Amberley tilted her head, swirling her wine.

"Recreation, is it?"

"Call it a morale initiative."

Her lips curled into a slow smile — then into a laugh. Not cruel. Not cold.

Just… amused.

Too amused.

And then she pointed at him.

Still laughing.

Still smiling.

"No offence, Cain," she said, eyes twinkling, "but I think you're just a bit too young for me."

Cain blinked.

Frowned.

"What are you—?"

He looked down.

And froze.

The chair was massive.

The wineglass in his hand was the size of a rations tin.

His limbs were short, stubby, absurdly muscular, and utterly hairless. His belly button looked recently used. His arms were sculpted like a demigod's, but his hands were pudgy, and—

No.

No no no.

He was shirtless.
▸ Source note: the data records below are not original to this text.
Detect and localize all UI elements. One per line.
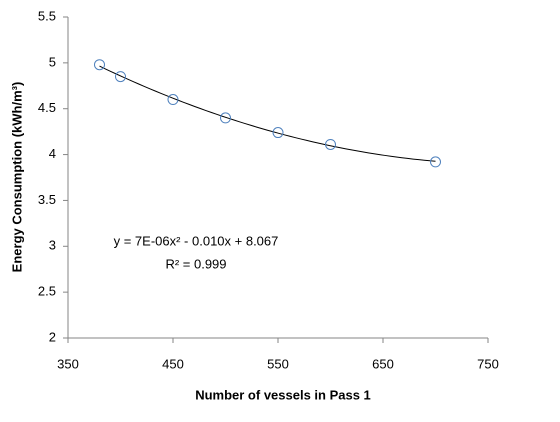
data-point bbox=[94, 59, 105, 71]
x-tick-label: 450 bbox=[162, 356, 184, 371]
data-point bbox=[220, 112, 231, 124]
data-point bbox=[325, 138, 336, 150]
data-point bbox=[115, 71, 126, 83]
y-tick-label: 4 bbox=[49, 146, 56, 161]
y-axis-title: Energy Consumption (kWh/m³) bbox=[9, 82, 24, 273]
y-tick-label: 3 bbox=[49, 238, 56, 253]
annotation: R² = 0.999 bbox=[165, 256, 226, 271]
y-tick-label: 5.5 bbox=[38, 8, 56, 23]
y-tick-label: 2.5 bbox=[38, 284, 56, 299]
y-tick-label: 2 bbox=[49, 329, 56, 344]
x-axis-title: Number of vessels in Pass 1 bbox=[195, 387, 371, 402]
data-point bbox=[430, 156, 441, 168]
y-tick-label: 4.5 bbox=[38, 100, 56, 115]
x-tick-label: 550 bbox=[267, 356, 289, 371]
x-tick-label: 750 bbox=[477, 356, 499, 371]
x-tick-label: 650 bbox=[372, 356, 394, 371]
trendline bbox=[99, 65, 436, 162]
data-point bbox=[272, 127, 284, 139]
x-tick-label: 350 bbox=[57, 356, 79, 371]
annotation: y = 7E-06x² - 0.010x + 8.067 bbox=[114, 233, 279, 248]
data-point bbox=[167, 94, 179, 106]
y-tick-label: 5 bbox=[49, 54, 56, 69]
y-tick-label: 3.5 bbox=[38, 192, 56, 207]
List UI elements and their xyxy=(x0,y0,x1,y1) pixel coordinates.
And pantsless. And tiny. And glowing faintly.

The muscle baby body.

The wings.

The golden curls.

"Oh throne-damned hell," he whispered.

Amberley raised her glass.

"To immortality," she toasted, giggling like she'd just read his field reports.
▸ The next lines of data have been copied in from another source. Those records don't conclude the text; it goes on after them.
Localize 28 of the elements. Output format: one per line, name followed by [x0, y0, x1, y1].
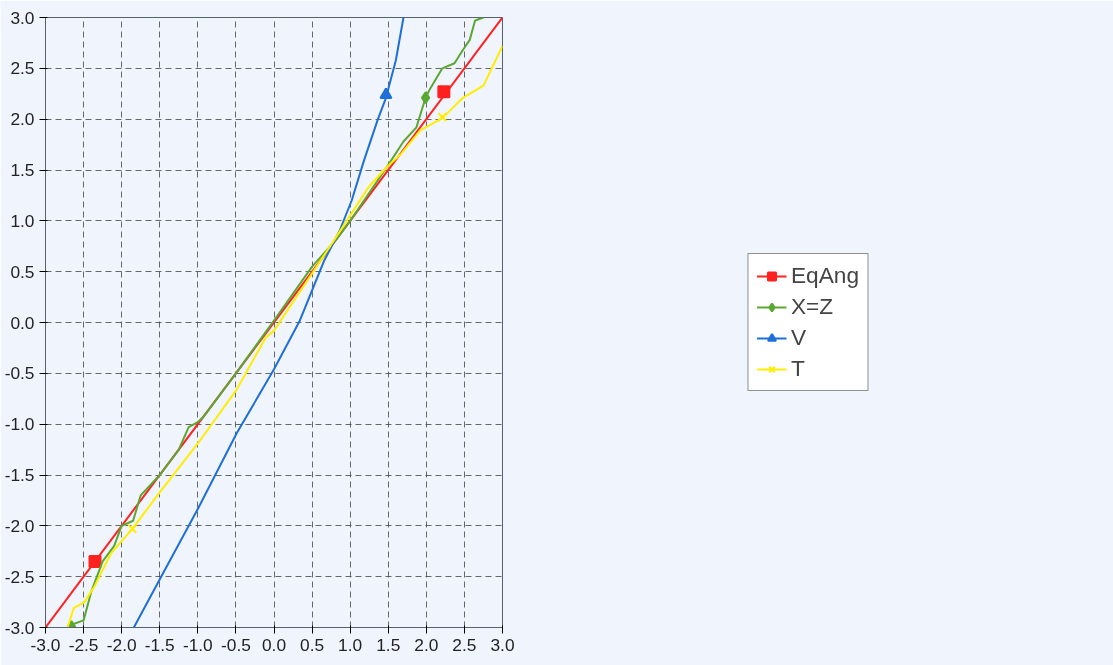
x-tick-label: 0.5: [300, 634, 325, 655]
legend-label: X=Z: [790, 293, 834, 320]
x-tick-label: 1.5: [376, 634, 401, 655]
y-tick-label: 1.0: [10, 210, 35, 231]
x-tick-label: -0.5: [220, 634, 251, 655]
legend-label: EqAng: [790, 262, 860, 289]
y-tick-label: 3.0: [10, 7, 35, 28]
legend-label: V: [790, 324, 808, 351]
legend-label: T: [790, 355, 806, 382]
y-tick-label: 1.5: [10, 160, 35, 180]
x-tick-label: -1.0: [182, 634, 213, 655]
x-tick-label: 2.5: [452, 634, 477, 655]
y-tick-label: -1.5: [4, 465, 35, 485]
x-tick-label: -2.5: [68, 634, 99, 655]
y-tick-label: 0.0: [10, 312, 35, 333]
x-tick-label: 0.0: [261, 634, 287, 655]
x-tick-label: 3.0: [490, 634, 515, 655]
y-tick-label: 2.5: [10, 58, 35, 79]
x-tick-label: 1.0: [338, 634, 363, 655]
y-tick-label: -2.0: [4, 515, 35, 536]
y-tick-label: -1.0: [4, 414, 35, 435]
y-tick-label: 2.0: [10, 109, 35, 130]
x-tick-label: -1.5: [144, 634, 175, 655]
x-tick-label: -2.0: [106, 634, 137, 655]
x-tick-label: 2.0: [414, 634, 439, 655]
y-tick-label: -2.5: [4, 566, 35, 587]
y-tick-label: -0.5: [4, 363, 35, 384]
y-tick-label: 0.5: [10, 261, 35, 282]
Cain pushed back from the table.

Tried to stand.

Failed.

Wobbled on sausage legs.

"NO! This isn't—this isn't canon! I'm not—Emperor's saggy codpiece, I'M A BABY!"

His voice cracked.

Amberley winked.

"Sleep well, my little cherub."

He screamed.

"NO GOD—NOOOO!"

He awoke with a violent start, buried in seal fat, clutching a glowing white crystal to his naked chest.

Fatsquatch belched next to him.

Cain groaned.

"Of course it was a dream," he muttered, burying his face in blubber. "Of course she rejected me. Of course I was naked and glowing and two feet tall. Why wouldn't I be?"

The Light Stone pulsed softly in sympathy.

Cain sighed.

"This is hell. I died. And this is hell."

Then, quietly:

"Still warmer than Valhalla."

And with that, he drifted back to sleep.

Miserable.

Mortified.

And still glowing faintly with divine baby energy.